Council districts map nearing completion, not all are happy
EVERETT — Time is
closing for volunteer decision-makers to finish the map used to set district boundaries for electing most of the City Council members using geographic districts.
The Districting Commission is honing in on the final map, and were scheduled to meet Monday, Oct. 5 at 6 p.m. for a debrief.
They also were scheduled to meet Monday after the Tribune’s press time -- that meeting was rescheduled after technical difficulties prevented it. Public input meetings happened during September.
Some north Everett residents hesitate over how the currently proposed map looks.
Residents in the northeastern Delta Neighborhood are crying foul that their district group includes the Northwest Neighborhood, a well-off neighborhood which for the past decade has produced a stream of elected council members.

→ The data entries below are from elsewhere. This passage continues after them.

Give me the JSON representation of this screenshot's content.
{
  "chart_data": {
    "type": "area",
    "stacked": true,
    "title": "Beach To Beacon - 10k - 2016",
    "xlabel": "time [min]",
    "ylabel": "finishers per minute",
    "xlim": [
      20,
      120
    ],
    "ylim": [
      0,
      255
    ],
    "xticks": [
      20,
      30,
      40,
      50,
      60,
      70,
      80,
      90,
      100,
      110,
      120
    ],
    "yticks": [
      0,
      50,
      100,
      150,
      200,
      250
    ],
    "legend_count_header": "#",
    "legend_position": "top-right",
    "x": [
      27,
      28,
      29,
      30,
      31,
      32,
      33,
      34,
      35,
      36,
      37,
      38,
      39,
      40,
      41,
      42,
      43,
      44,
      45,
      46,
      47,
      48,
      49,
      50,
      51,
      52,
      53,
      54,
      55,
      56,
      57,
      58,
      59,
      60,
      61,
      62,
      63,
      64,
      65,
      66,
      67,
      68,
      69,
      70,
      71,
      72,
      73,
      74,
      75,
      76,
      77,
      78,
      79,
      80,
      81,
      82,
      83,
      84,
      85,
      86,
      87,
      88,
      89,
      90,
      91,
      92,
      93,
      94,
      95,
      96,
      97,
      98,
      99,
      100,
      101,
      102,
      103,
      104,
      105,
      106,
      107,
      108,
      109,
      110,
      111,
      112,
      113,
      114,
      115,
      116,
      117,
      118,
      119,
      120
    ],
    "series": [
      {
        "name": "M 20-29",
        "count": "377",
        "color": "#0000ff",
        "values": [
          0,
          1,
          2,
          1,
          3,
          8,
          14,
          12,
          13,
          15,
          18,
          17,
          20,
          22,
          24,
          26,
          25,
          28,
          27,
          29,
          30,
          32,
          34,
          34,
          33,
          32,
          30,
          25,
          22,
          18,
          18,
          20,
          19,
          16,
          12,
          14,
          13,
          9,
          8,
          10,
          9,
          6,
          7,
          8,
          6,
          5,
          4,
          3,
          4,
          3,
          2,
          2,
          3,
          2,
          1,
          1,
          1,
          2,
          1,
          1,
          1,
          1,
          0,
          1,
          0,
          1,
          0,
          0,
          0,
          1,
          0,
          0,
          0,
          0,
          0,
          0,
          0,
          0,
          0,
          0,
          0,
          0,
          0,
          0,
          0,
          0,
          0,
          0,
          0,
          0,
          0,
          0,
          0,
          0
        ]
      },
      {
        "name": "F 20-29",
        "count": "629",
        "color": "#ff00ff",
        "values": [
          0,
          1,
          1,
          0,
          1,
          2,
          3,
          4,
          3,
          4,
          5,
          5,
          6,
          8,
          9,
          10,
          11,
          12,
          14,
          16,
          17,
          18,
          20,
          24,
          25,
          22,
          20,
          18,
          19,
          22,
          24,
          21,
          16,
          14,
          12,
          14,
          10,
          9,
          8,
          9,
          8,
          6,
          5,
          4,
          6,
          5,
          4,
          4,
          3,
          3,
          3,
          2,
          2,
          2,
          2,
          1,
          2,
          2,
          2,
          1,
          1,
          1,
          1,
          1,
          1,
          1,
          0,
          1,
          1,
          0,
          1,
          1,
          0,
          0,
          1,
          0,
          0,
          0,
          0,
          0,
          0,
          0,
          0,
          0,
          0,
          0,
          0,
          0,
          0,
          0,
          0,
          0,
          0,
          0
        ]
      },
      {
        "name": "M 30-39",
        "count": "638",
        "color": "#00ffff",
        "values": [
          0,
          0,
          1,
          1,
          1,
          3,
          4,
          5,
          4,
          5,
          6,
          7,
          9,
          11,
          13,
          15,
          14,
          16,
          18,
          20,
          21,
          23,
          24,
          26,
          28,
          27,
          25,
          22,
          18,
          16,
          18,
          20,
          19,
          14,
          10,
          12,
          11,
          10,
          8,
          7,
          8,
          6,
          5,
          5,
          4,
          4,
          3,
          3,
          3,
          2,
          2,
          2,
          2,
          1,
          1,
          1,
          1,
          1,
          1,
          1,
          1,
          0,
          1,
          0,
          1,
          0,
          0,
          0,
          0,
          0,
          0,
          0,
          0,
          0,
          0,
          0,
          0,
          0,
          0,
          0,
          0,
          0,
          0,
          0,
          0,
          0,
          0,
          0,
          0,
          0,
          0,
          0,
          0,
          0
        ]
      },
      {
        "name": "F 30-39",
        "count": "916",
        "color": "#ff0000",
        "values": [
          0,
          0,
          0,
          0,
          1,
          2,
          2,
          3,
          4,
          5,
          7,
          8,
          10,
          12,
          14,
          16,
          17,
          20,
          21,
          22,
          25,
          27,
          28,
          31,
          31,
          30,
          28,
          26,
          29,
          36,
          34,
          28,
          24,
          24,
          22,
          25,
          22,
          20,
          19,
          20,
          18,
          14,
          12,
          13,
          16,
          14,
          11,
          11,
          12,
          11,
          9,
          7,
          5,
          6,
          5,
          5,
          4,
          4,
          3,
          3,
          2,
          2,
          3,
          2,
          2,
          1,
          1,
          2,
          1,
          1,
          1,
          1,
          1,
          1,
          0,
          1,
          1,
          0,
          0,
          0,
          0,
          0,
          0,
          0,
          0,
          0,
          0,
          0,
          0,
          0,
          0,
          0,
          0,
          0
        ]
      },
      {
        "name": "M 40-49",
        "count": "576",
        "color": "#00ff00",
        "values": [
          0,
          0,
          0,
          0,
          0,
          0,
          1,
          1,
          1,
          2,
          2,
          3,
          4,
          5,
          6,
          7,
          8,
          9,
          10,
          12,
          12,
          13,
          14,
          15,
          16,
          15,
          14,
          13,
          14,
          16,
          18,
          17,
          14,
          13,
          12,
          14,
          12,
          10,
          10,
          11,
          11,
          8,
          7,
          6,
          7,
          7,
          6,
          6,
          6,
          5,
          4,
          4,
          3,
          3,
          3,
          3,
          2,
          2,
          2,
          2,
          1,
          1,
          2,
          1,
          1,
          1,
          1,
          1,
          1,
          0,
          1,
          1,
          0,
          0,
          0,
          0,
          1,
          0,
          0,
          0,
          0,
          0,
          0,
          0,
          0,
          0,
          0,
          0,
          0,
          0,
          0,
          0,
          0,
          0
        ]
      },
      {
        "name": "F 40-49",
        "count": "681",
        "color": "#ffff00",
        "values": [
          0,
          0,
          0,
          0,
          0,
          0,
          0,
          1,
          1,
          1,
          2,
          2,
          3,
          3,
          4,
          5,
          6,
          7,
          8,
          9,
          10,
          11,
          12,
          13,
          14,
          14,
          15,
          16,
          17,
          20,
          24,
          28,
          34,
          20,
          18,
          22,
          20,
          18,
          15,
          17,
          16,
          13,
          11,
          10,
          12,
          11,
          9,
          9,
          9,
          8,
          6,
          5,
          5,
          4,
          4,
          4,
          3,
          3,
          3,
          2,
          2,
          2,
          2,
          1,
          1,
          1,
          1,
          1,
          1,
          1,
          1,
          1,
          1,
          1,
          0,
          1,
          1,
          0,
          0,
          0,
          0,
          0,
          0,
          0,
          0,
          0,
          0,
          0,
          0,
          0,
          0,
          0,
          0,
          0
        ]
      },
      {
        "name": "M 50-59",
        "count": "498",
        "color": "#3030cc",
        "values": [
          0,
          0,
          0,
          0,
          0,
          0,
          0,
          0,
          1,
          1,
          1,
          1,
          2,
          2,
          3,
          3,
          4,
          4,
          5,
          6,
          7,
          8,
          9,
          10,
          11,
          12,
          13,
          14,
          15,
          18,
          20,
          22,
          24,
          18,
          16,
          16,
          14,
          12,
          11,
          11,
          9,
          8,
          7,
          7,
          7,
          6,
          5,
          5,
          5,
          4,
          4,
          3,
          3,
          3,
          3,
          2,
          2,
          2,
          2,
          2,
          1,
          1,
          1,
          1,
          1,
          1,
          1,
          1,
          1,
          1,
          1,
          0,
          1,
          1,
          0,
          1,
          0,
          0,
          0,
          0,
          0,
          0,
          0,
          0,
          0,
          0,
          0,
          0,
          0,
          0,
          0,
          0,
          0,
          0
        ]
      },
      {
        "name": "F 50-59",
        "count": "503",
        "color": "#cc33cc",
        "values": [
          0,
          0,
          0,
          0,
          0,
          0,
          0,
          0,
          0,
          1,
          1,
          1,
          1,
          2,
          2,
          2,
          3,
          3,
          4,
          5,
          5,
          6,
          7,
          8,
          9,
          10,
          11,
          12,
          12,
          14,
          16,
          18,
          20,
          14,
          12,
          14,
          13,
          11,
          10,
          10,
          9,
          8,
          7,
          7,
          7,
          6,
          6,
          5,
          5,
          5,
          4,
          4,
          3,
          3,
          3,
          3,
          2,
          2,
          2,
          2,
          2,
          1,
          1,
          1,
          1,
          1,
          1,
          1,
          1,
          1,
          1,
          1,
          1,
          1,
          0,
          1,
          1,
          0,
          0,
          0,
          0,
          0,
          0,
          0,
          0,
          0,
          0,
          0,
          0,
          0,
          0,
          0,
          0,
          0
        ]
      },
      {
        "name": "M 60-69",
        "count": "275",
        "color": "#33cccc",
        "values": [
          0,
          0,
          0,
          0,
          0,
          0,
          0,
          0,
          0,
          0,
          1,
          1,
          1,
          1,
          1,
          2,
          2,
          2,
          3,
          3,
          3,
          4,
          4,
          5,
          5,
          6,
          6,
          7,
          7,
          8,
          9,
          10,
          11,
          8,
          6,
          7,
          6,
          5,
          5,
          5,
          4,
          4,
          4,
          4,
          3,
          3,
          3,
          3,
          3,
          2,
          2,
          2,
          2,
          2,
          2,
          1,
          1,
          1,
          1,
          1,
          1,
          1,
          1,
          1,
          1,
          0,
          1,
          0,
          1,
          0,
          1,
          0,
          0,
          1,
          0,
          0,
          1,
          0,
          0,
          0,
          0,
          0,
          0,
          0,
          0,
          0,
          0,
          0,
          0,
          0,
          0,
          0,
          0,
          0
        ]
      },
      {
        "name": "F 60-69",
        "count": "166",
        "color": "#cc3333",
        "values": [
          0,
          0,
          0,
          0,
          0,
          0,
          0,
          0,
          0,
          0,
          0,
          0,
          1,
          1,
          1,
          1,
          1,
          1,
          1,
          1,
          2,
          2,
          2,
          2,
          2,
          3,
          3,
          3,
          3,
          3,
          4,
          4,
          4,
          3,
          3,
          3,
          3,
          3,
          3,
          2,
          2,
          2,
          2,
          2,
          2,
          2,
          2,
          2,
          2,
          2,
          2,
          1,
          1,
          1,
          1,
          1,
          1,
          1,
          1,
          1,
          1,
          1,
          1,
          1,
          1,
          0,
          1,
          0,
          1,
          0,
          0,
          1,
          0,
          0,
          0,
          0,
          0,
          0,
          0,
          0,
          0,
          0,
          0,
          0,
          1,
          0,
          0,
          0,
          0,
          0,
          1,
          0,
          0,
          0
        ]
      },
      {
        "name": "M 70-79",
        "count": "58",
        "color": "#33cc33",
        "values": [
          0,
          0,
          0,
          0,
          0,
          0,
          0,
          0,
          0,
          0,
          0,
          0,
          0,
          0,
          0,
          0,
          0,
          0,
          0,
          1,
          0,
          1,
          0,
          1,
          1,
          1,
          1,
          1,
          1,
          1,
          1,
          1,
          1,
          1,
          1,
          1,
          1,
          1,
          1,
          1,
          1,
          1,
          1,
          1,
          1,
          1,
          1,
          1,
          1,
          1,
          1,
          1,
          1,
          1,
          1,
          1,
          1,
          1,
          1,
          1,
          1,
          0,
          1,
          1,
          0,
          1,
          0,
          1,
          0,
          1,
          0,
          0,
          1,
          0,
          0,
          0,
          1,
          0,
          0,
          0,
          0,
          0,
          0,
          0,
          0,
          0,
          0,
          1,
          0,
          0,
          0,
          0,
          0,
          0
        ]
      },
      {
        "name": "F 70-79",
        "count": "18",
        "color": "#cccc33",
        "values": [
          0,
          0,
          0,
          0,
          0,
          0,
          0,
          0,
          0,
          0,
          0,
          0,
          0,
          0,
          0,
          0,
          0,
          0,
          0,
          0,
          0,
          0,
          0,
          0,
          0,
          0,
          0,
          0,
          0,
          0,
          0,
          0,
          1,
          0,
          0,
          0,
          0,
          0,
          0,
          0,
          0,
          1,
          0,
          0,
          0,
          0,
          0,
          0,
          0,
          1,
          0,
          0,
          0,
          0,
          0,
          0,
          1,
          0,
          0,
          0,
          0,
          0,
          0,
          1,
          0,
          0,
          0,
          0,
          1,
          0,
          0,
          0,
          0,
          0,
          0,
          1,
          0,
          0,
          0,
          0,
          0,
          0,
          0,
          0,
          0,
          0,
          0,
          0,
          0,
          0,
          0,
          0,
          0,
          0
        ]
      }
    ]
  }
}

The wide difference in wealth between residents living these two neighborhoods has some Delta residents wanting the map redrawn to get a better chance at electing someone who will stand for them. In a council district election, only the residents within the individual district select their council member.
This proposed northern district also has the middle-class Riverside Neighborhood, where one sitting council member hails from.
The geographic districts are meant to hold about 20,000 residents each, with a broad representation of Everett for each district. The map gets redrawn every 10 years with each population Census.
This commission must send a map forward to the City Council before a November deadline. City Council members are barred from adjusting the map themselves.
In 2021, the city’s election system will use council districts for five of the seven seats. Two council seats and the mayor’s seat will remain at-large and elected from across the city.
Voters in 2018 authorized using the districts format. One selling point to it is it is meant to increase equity in local representation. The council’s current socioeconomic similarities factored into the discussion.
The proposed map is:
District 1 contains the Delta, Northwest and Riverside neighborhoods plus part of the Bayside Neighborhood.
District 2 has a mix of north and central Everett, with the southern half of Bayside, all of Lowell, Glacier View and Valley View, plus most of the Port Gardner and South Forest Park neighborhoods. Part of Pinehurst-Beverly Park is in this district, too.
District 3 contains much of west Everett, plus a small piece of the southern part of the South Forest Park neighborhood.
District 4 contains the Westmont and Holly neighborhoods along Casino Road, plus the western third of the Cascade View and Twin Creeks neighborhoods.
District 5 has the Silver Lake neighborhood, the southern half of Pinehurst-Beverly Park, and the eastern two-thirds of Cascade View and Twin Creeks.